The Ghana Chamber of Bulk Oil Distributors (CBOD), has told other players in the foreign exchange supply market to step up their efforts to ensure the demand for US Dollars by Bulk Distributing Companies (BDCs) is met.
According to the CEO of the Chamber, Senyo Hosi, this has important as the quantum of US dollars supplied by the Bank of Ghana has dropped drastically.
The Bulk Distributing Companies are licensed to import crude oil and finished products, store and distribute to oil marketing companies, among other functions.
For a long time, the BDCs were struggling to get access to enough foreign exchange at affordable rates to procure their products, a situation that led to some level of uneasiness within the industry.

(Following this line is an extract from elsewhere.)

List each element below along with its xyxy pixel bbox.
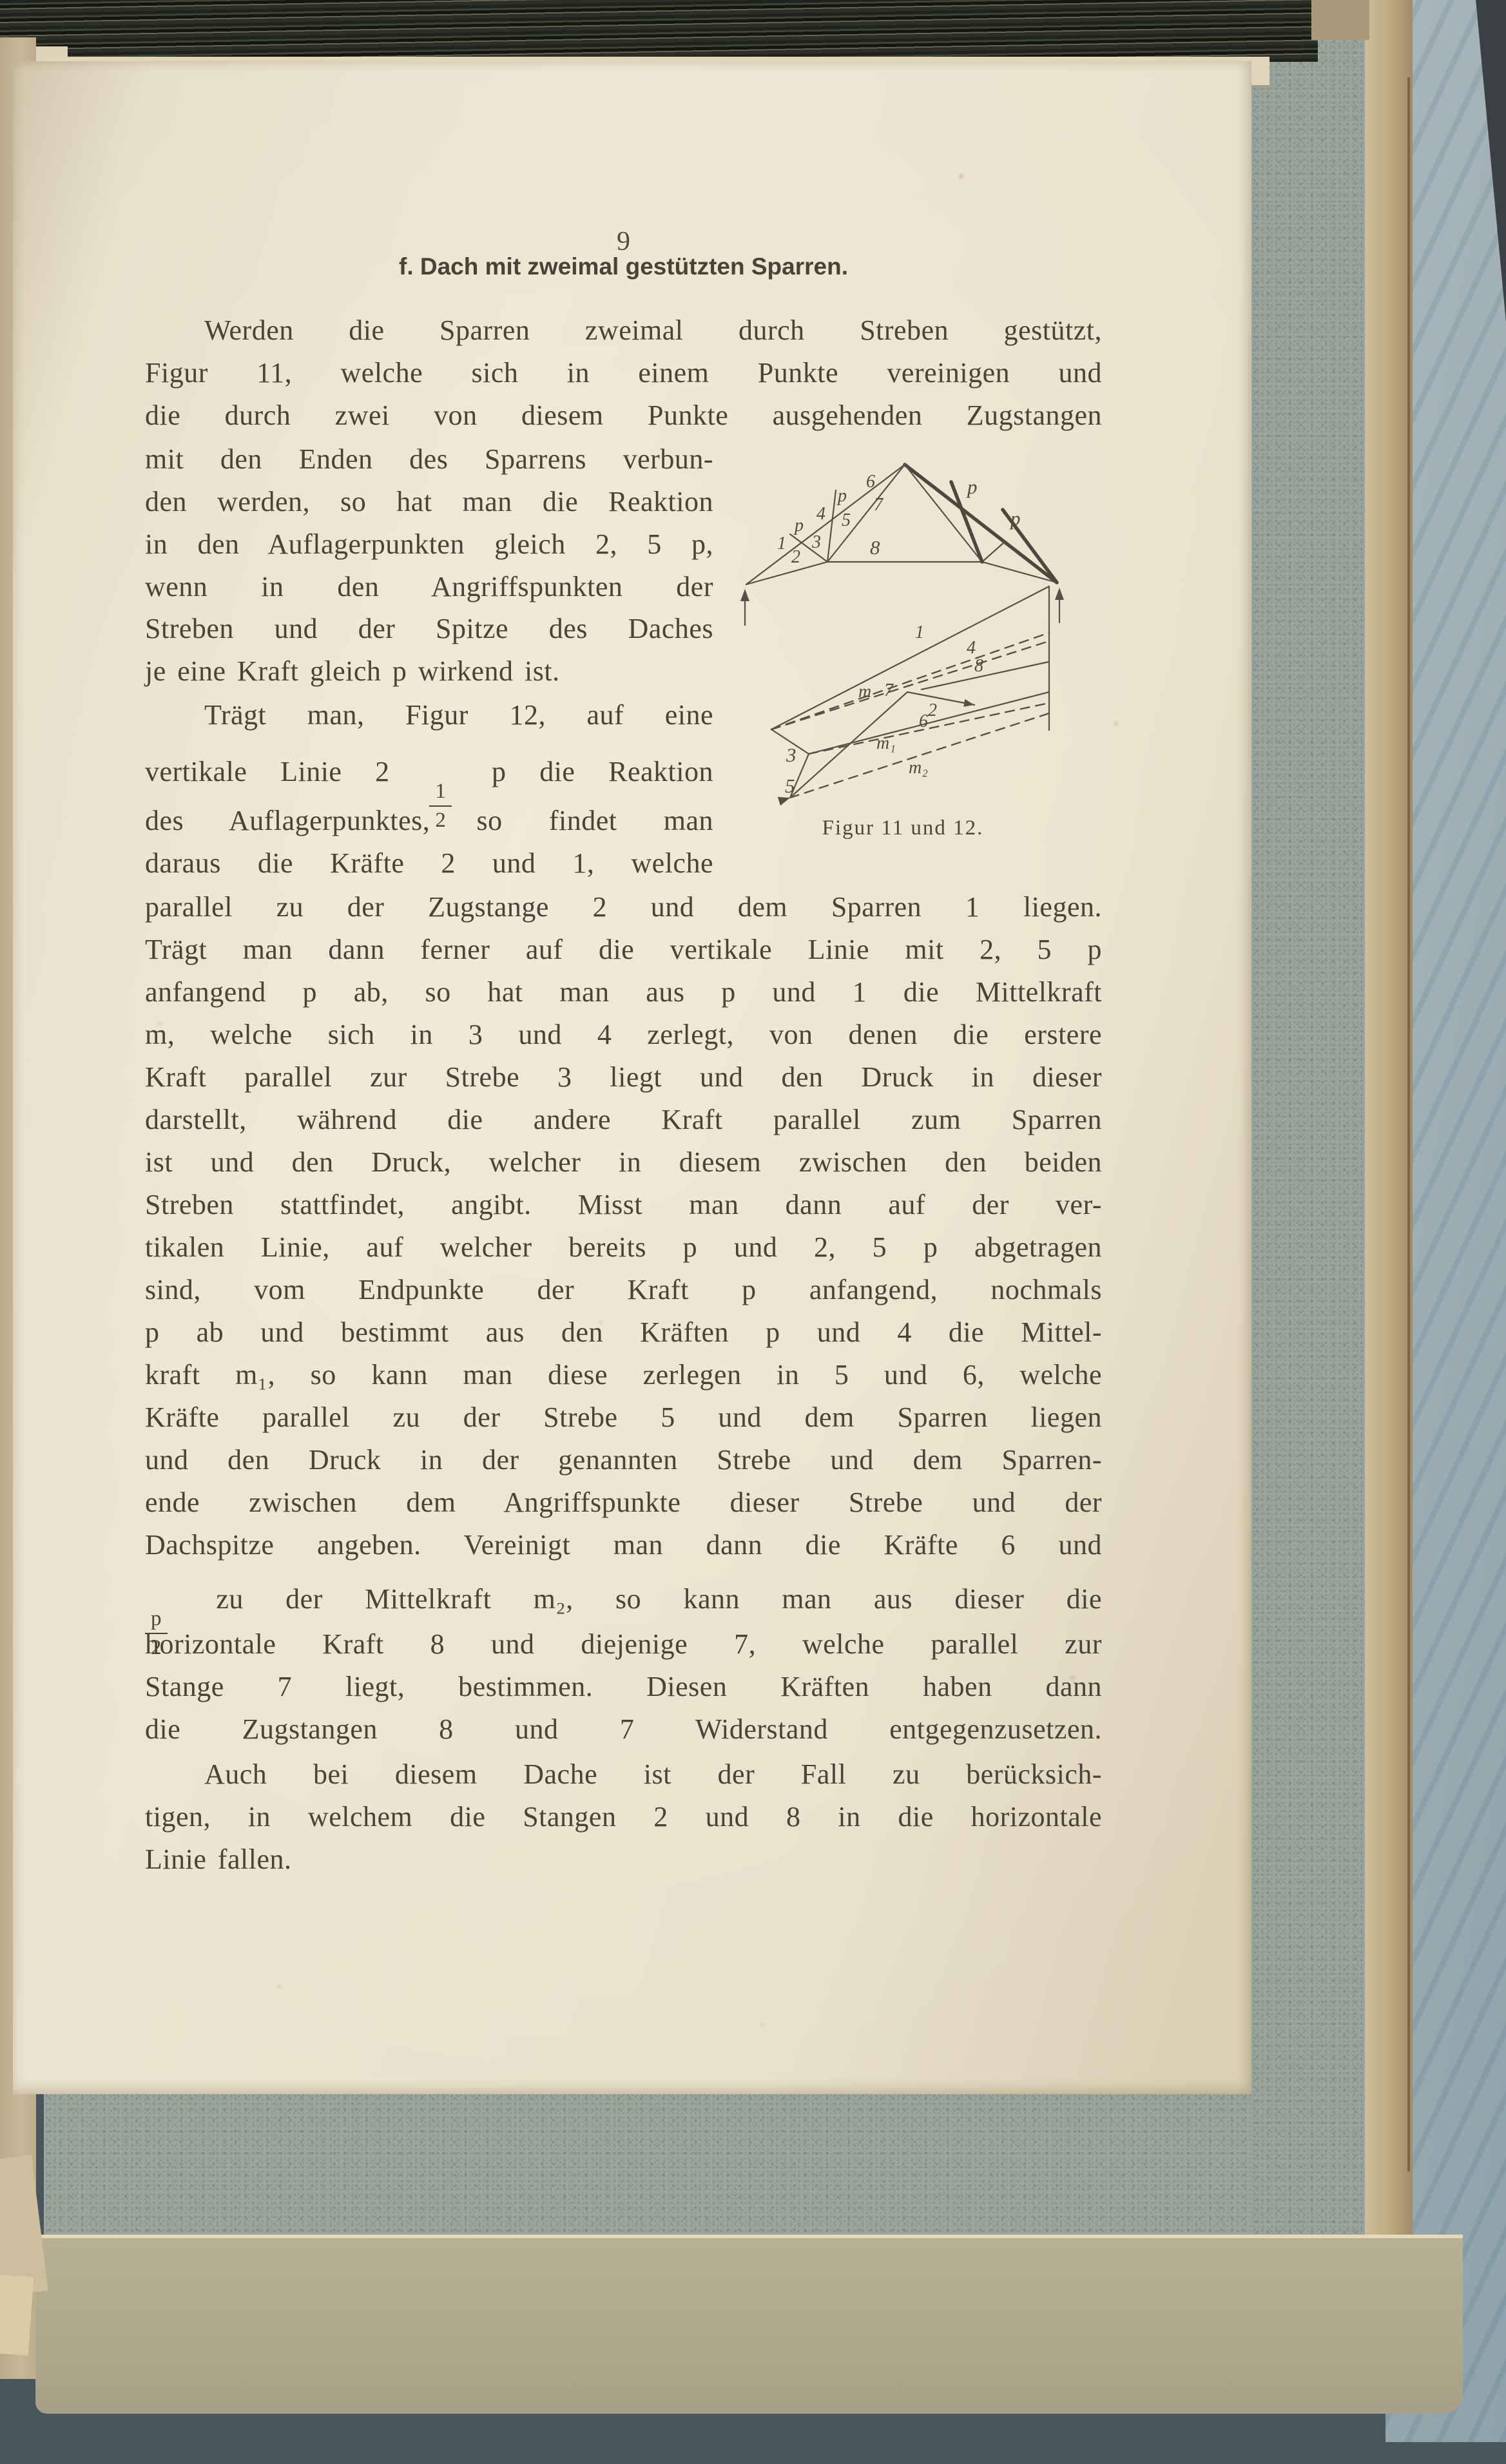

In an attempt to resolve the issue of a lack of US dollars for the BDCs, whose work influences the final price of fuel at the pumps, the Bank of Ghana earlier this year, introduced a foreign exchange forward auction program for the BDCs.
Despite the success of the intervention, the quantum of dollars supplied by the Central Bank, according to the CEO of the Chamber of Bulk Oil Distributors, Senyo Hosi, has been dropping alarmingly over the past few months.
“The BoG has actually reduced the quantum of its intervention in real terms and also in ratio terms relative to requirements. When we started, [during] the first window, we got $114 million and another $100 million, bringing the amount we got from the BoG in April to $214 million. Then in the next month, the amount that was made available was $125 million and then in June we are seeing $100 million.”
“Cumulatively, their intervention has been 40% of the requirements that have been submitted over the period. On a month-on-month basis however we have seen a very significant drop from 85% in April to 50% in May, and now we are seeing 21% in June,” he added.
Mr. Hosi thus highlighted the need for other players in the open market to support the efforts of the Bank of Ghana in the supply of foreign exchange for players that need it in the local petrol sector.